My previous job before the Home Office was in Defra. There, obviously animal disease was a matter of great concern to us. I also remember, as a farmer in the north of England not far from Longtown, the 2001 outbreak of foot and mouth. Obviously there is a need for the authorities, if we can put it like that, to be able to go into premises very rapidly, sometimes without a warrant—however rapidly the noble and learned Lord thinks that we can get a warrant. In the case of foot and mouth, speed was of the essence. It is possible that one of the reasons that the 2001 outbreak was not dealt with as effectively as it might have been was because there was initially a degree of inertia and a lack of speed.
The Committee will be aware that there are a very large number of powers of entry and we discussed that in the previous amendment. We want to make sure that we have appropriate lists of them to make life easier for individuals. However, when we carry out our review into all the powers as provided for by Clause 40(2) some will obviously prove necessary, some will require strengthening with further safeguards and some we will seek to abolish. That is why the word “may” might be more appropriate than the “shall” the noble and learned Lord is suggesting.
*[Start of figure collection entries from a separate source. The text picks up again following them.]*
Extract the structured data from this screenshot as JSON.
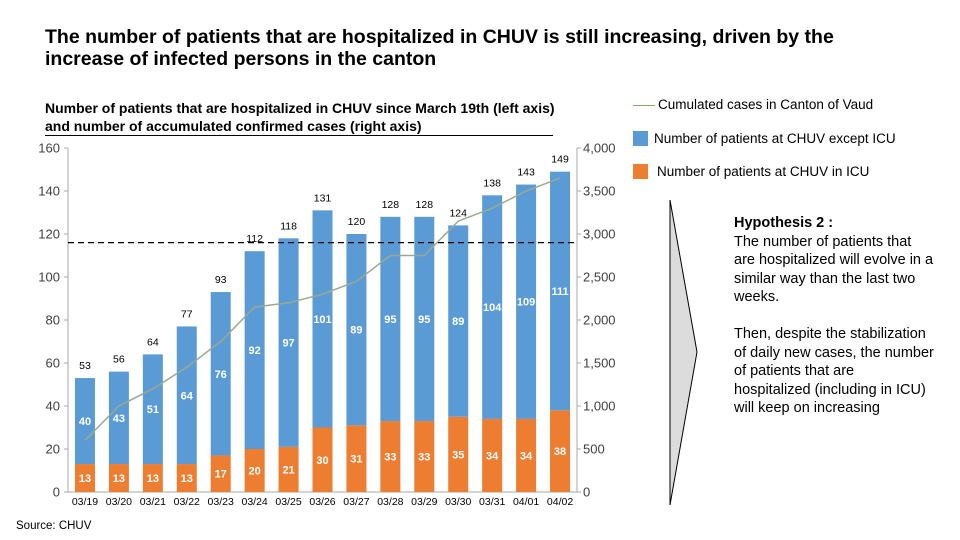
{
  "page": {
    "title": "The number of patients that are hospitalized in CHUV is still increasing, driven by the increase of infected persons in the canton",
    "source": "Source: CHUV"
  },
  "chart_data": {
    "type": "bar",
    "stacked": true,
    "title": "Number of patients that are hospitalized in CHUV since March 19th (left axis) and number of accumulated confirmed cases (right axis)",
    "categories": [
      "03/19",
      "03/20",
      "03/21",
      "03/22",
      "03/23",
      "03/24",
      "03/25",
      "03/26",
      "03/27",
      "03/28",
      "03/29",
      "03/30",
      "03/31",
      "04/01",
      "04/02"
    ],
    "series": [
      {
        "name": "Number of patients at CHUV in ICU",
        "color": "#ed7d31",
        "axis": "left",
        "values": [
          13,
          13,
          13,
          13,
          17,
          20,
          21,
          30,
          31,
          33,
          33,
          35,
          34,
          34,
          38
        ]
      },
      {
        "name": "Number of patients at CHUV except ICU",
        "color": "#5b9bd5",
        "axis": "left",
        "values": [
          40,
          43,
          51,
          64,
          76,
          92,
          97,
          101,
          89,
          95,
          95,
          89,
          104,
          109,
          111
        ]
      },
      {
        "name": "Cumulated cases in Canton of Vaud",
        "color": "#9aa98f",
        "type": "line",
        "axis": "right",
        "values": [
          600,
          1000,
          1200,
          1450,
          1750,
          2150,
          2200,
          2300,
          2450,
          2750,
          2750,
          3150,
          3300,
          3500,
          3650
        ]
      }
    ],
    "totals": [
      53,
      56,
      64,
      77,
      93,
      112,
      118,
      131,
      120,
      128,
      128,
      124,
      138,
      143,
      149
    ],
    "ylim_left": [
      0,
      160
    ],
    "yticks_left": [
      "0",
      "20",
      "40",
      "60",
      "80",
      "100",
      "120",
      "140",
      "160"
    ],
    "ylim_right": [
      0,
      4000
    ],
    "yticks_right": [
      "0",
      "500",
      "1,000",
      "1,500",
      "2,000",
      "2,500",
      "3,000",
      "3,500",
      "4,000"
    ],
    "reference_line_right": 2900,
    "legend": [
      {
        "label": "Cumulated cases in Canton of Vaud",
        "kind": "line",
        "color": "#7fae5a"
      },
      {
        "label": "Number of patients at CHUV except ICU",
        "kind": "box",
        "color": "#5b9bd5"
      },
      {
        "label": "Number of patients at CHUV in ICU",
        "kind": "box",
        "color": "#ed7d31"
      }
    ]
  },
  "hypothesis": {
    "title": "Hypothesis 2 :",
    "paragraph1": "The number of patients that are hospitalized will evolve in a similar way than the last two weeks.",
    "paragraph2": "Then, despite the stabilization of daily new cases, the number of patients that are hospitalized (including in ICU) will keep on increasing"
  }
}
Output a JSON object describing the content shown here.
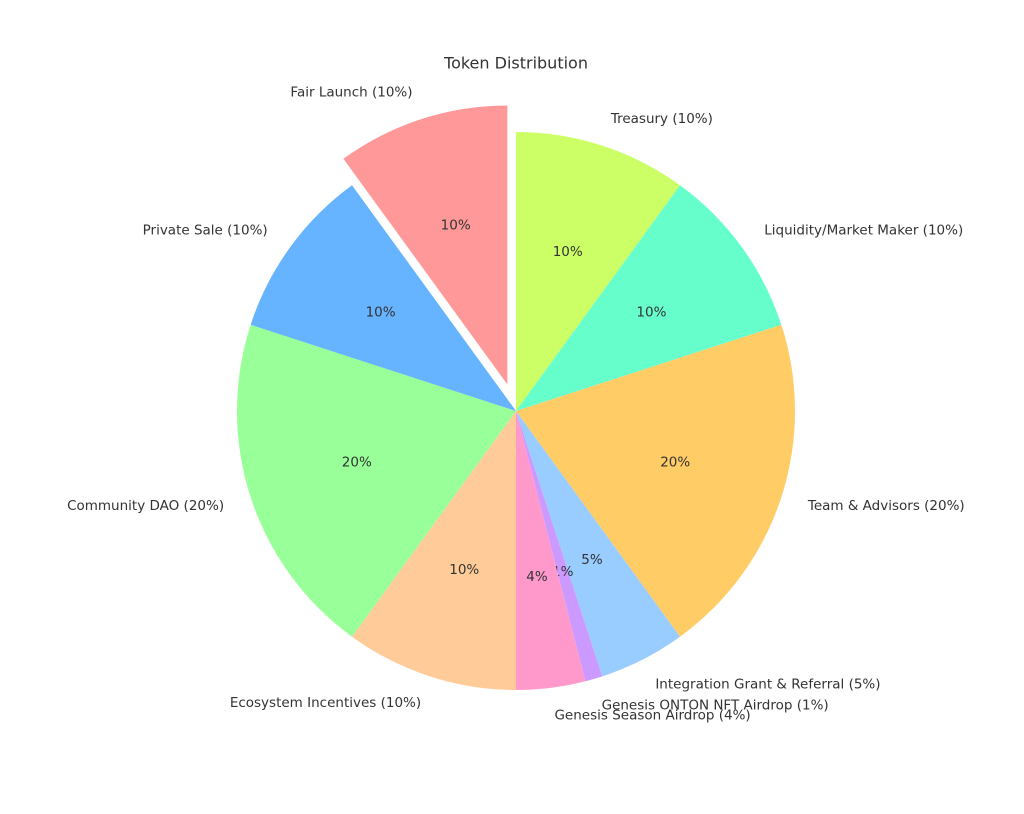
{
  "chart_data": {
    "type": "pie",
    "title": "Token Distribution",
    "categories": [
      "Treasury (10%)",
      "Liquidity/Market Maker (10%)",
      "Team & Advisors (20%)",
      "Integration Grant & Referral (5%)",
      "Genesis ONTON NFT Airdrop (1%)",
      "Genesis Season Airdrop (4%)",
      "Ecosystem Incentives (10%)",
      "Community DAO (20%)",
      "Private Sale (10%)",
      "Fair Launch (10%)"
    ],
    "values": [
      10,
      10,
      20,
      5,
      1,
      4,
      10,
      20,
      10,
      10
    ],
    "value_labels": [
      "10%",
      "10%",
      "20%",
      "5%",
      "1%",
      "4%",
      "10%",
      "20%",
      "10%",
      "10%"
    ],
    "colors": [
      "#ccff66",
      "#66ffcc",
      "#ffcc66",
      "#99ccff",
      "#cc99ff",
      "#ff99cc",
      "#ffcc99",
      "#99ff99",
      "#66b3ff",
      "#ff9999"
    ],
    "explode": [
      0,
      0,
      0,
      0,
      0,
      0,
      0,
      0,
      0,
      0.1
    ],
    "startangle": 90,
    "counterclock": false
  }
}
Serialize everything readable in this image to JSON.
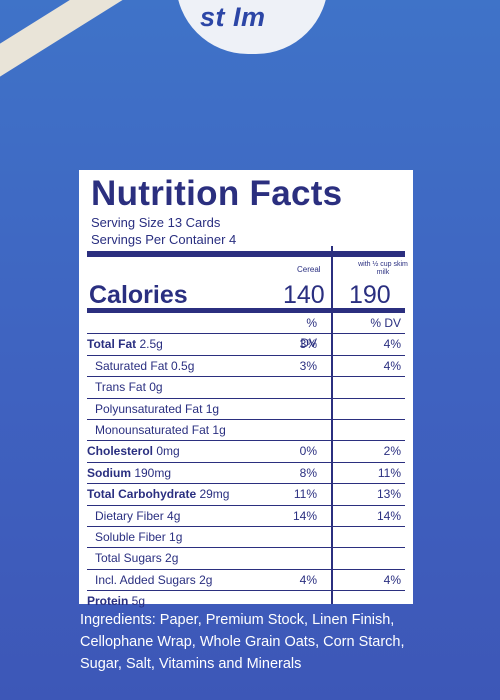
{
  "top_tab_text": "st Im",
  "label": {
    "title": "Nutrition Facts",
    "serving_size": "Serving Size 13 Cards",
    "servings_per_container": "Servings Per Container 4",
    "col1_header": "Cereal",
    "col2_header": "with ½ cup skim milk",
    "calories_label": "Calories",
    "calories_cereal": "140",
    "calories_milk": "190",
    "dv_header": "% DV",
    "rows": [
      {
        "bold": "Total Fat",
        "rest": " 2.5g",
        "indent": false,
        "v1": "3%",
        "v2": "4%"
      },
      {
        "bold": "",
        "rest": "Saturated Fat 0.5g",
        "indent": true,
        "v1": "3%",
        "v2": "4%"
      },
      {
        "bold": "",
        "rest": "Trans Fat 0g",
        "indent": true,
        "v1": "",
        "v2": ""
      },
      {
        "bold": "",
        "rest": "Polyunsaturated Fat 1g",
        "indent": true,
        "v1": "",
        "v2": ""
      },
      {
        "bold": "",
        "rest": "Monounsaturated Fat 1g",
        "indent": true,
        "v1": "",
        "v2": ""
      },
      {
        "bold": "Cholesterol",
        "rest": " 0mg",
        "indent": false,
        "v1": "0%",
        "v2": "2%"
      },
      {
        "bold": "Sodium",
        "rest": " 190mg",
        "indent": false,
        "v1": "8%",
        "v2": "11%"
      },
      {
        "bold": "Total Carbohydrate",
        "rest": " 29mg",
        "indent": false,
        "v1": "11%",
        "v2": "13%"
      },
      {
        "bold": "",
        "rest": "Dietary Fiber 4g",
        "indent": true,
        "v1": "14%",
        "v2": "14%"
      },
      {
        "bold": "",
        "rest": "Soluble Fiber 1g",
        "indent": true,
        "v1": "",
        "v2": ""
      },
      {
        "bold": "",
        "rest": "Total Sugars 2g",
        "indent": true,
        "v1": "",
        "v2": ""
      },
      {
        "bold": "",
        "rest": "Incl. Added Sugars 2g",
        "indent": true,
        "v1": "4%",
        "v2": "4%"
      },
      {
        "bold": "Protein",
        "rest": " 5g",
        "indent": false,
        "v1": "",
        "v2": ""
      }
    ]
  },
  "ingredients": [
    "Ingredients: Paper, Premium Stock, Linen Finish,",
    "Cellophane Wrap, Whole Grain Oats, Corn Starch,",
    "Sugar, Salt, Vitamins and Minerals"
  ],
  "colors": {
    "background_top": "#3f73c8",
    "background_bottom": "#3d57b7",
    "label_ink": "#2b2f7f",
    "label_bg": "#ffffff",
    "ingredients_text": "#ffffff"
  }
}
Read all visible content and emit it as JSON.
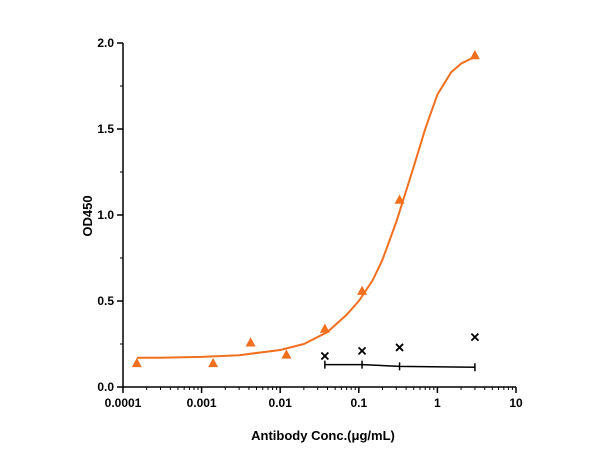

I was not suggesting that “shall” should apply to all the items. I was suggesting that it should apply to Clause 40(2)(d)—“may” could be kept for the rest.
I take the noble and learned Lord’s point. He has not actually got an amendment down on this at the moment so we have not been thinking about that precisely but certainly we would consider having a look at that if the noble and learned Lord wants to come back to it on Report. I can see that Clause 40(2)(d) is where he wants the “shall” to come in.
The very simple point I am making is that not all powers of entry can be treated the same. Some powers of entry relate to the investigation of criminal offences or to a breach of regulation, but others do not. I would argue that it would be counter-productive in this instance, and indeed might prove unworkable in the case of powers of entry derived from European legislation, to seek to overlay a blanket requirement along the lines proposed in these amendments.
That is not to say that these types of safeguard do not have a place, and that is why we support the wider use of warrants whenever powers of entry are exercised. We also support the principle of consent in most cases—although obviously there are cases where consent would not be appropriate—and the removal of a power to enter people’s homes unless it is fully justified and accompanied by a magistrate’s warrant. I am trying to indicate that we need to consider the most appropriate approach on a case by case basis, and I think that Clause 40 allows us to do just that. The list of possible safeguards set out in subsection (2) includes a large number set out in paragraphs (a) to (k). These include a requirement for judicial authorisation and a requirement to give notice of the exercise of a power of entry and so on. I could read through the entire list. We consider that a targeted approach appears to be the preferable course of action on this occasion. The safeguards that apply best in most cases are specific to the type of investigation or inspection required and to the legislation conferring particular powers of entry.
I do not know if my noble friend Lord Selsdon wants me to go on to deal with his amendment or whether he is going to speak to it.